Javier Solana, secretary general of the European Council, will be the key speaker at a debate on Wednesday 10 November at LSE on the recently launched A Human Security Doctrine for Europe report.
Javier Solana will be joined by panellists Professor Mary Kaldor and Professor Christine Chinkin from LSE, Pavel Seifter, former Czech ambassador to London, and Brigadier Andy Salmon from the Royal Marines. Narcis Serra, former Spanish minister of defence, will chair this event.
The Study Group on Europe's Security Capabilities was convened by Professor Mary Kaldor in 2003 at the request of EU Secretary-General Javier Solana to give independent advice on the capabilities the European Union would require in order to pursue an effective common security policy.
The group's report, released in September 2004, states that civilians should play a significant role in a new EU force designed to combat global insecurity and protect citizens in conflict zones.
A Human Security Doctrine for Europe: presentation of the Barcelona Report of the Study Group on European Security is on Wednesday 10 November at 6.30pm in the Old Theatre, Old Building, LSE, Houghton Street, London WC2A.
This event is free and open to all however a ticket is required. All tickets for this event have now been allocated. A video link will also be in operation on the night in the New Theatre, East Building. Entry to this will be on a first come, first served basis. More details can be found here
Members of the public: All tickets for this event have now been allocated. There will be a returns queue and video link in operation on the night.

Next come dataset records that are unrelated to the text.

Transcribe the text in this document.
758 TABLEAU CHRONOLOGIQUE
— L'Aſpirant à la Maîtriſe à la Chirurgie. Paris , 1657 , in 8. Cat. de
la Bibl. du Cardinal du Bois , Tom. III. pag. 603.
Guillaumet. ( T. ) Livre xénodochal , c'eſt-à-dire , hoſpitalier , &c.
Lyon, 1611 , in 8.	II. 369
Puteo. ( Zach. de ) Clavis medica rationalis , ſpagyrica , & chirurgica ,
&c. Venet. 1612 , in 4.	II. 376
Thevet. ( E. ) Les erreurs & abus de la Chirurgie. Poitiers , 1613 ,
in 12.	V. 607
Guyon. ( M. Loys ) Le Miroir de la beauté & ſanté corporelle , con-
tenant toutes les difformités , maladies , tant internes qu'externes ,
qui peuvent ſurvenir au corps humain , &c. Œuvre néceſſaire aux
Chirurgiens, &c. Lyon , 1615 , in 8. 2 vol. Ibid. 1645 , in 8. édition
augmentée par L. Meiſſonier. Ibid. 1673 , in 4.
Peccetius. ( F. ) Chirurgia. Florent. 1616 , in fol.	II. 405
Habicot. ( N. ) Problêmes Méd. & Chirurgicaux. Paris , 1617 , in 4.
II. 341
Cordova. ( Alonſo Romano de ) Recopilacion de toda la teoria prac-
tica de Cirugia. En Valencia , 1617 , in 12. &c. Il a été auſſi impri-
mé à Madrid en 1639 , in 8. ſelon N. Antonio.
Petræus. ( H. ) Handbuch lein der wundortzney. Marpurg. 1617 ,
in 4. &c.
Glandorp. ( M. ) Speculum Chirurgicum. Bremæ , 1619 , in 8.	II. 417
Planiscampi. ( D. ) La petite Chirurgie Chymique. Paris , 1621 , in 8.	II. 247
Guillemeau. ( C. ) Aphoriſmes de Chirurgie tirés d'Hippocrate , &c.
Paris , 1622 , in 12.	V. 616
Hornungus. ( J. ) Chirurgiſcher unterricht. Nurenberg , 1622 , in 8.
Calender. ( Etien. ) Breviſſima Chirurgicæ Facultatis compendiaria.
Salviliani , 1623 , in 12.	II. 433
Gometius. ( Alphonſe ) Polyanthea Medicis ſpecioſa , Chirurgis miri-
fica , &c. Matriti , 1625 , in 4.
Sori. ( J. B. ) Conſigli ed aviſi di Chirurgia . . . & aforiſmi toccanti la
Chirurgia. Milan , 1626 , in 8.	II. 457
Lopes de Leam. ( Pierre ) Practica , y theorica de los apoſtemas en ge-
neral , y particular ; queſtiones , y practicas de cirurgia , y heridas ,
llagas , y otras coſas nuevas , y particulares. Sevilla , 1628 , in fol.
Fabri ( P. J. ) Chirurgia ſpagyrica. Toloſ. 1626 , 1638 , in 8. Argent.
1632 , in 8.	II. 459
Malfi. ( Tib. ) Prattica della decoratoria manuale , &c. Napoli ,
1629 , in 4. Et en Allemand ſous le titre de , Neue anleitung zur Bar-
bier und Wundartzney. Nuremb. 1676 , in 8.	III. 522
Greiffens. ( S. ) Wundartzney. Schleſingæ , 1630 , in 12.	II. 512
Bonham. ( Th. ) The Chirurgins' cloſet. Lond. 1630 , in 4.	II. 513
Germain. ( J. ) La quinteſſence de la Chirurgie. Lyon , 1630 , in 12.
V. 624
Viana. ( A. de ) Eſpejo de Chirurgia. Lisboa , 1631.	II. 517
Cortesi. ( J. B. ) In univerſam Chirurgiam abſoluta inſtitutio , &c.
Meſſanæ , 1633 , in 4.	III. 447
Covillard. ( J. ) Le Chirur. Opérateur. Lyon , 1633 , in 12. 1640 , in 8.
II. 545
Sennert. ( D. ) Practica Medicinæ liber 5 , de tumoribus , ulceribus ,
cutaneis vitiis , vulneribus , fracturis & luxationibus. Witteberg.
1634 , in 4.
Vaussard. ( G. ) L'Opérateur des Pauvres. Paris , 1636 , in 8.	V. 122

Members of the press: To request a press ticket, please contact Jessica Winterstein, LSE Press Office, on 020 7955 7060 or email firstname.lastname@example.org
A Human Security Doctrine for Europe was produced by an independent study group at the request of EU secretary-general Javier Solana. The report argues for a fundamental rethink of Europe's approach to security - not only within its borders but beyond. In the 21st century, when no country or region is immune from terrorism, regional wars, organised crime, failing states or the proliferation of weapons of mass destruction, Europe cannot ignore the growing insecurity around the globe.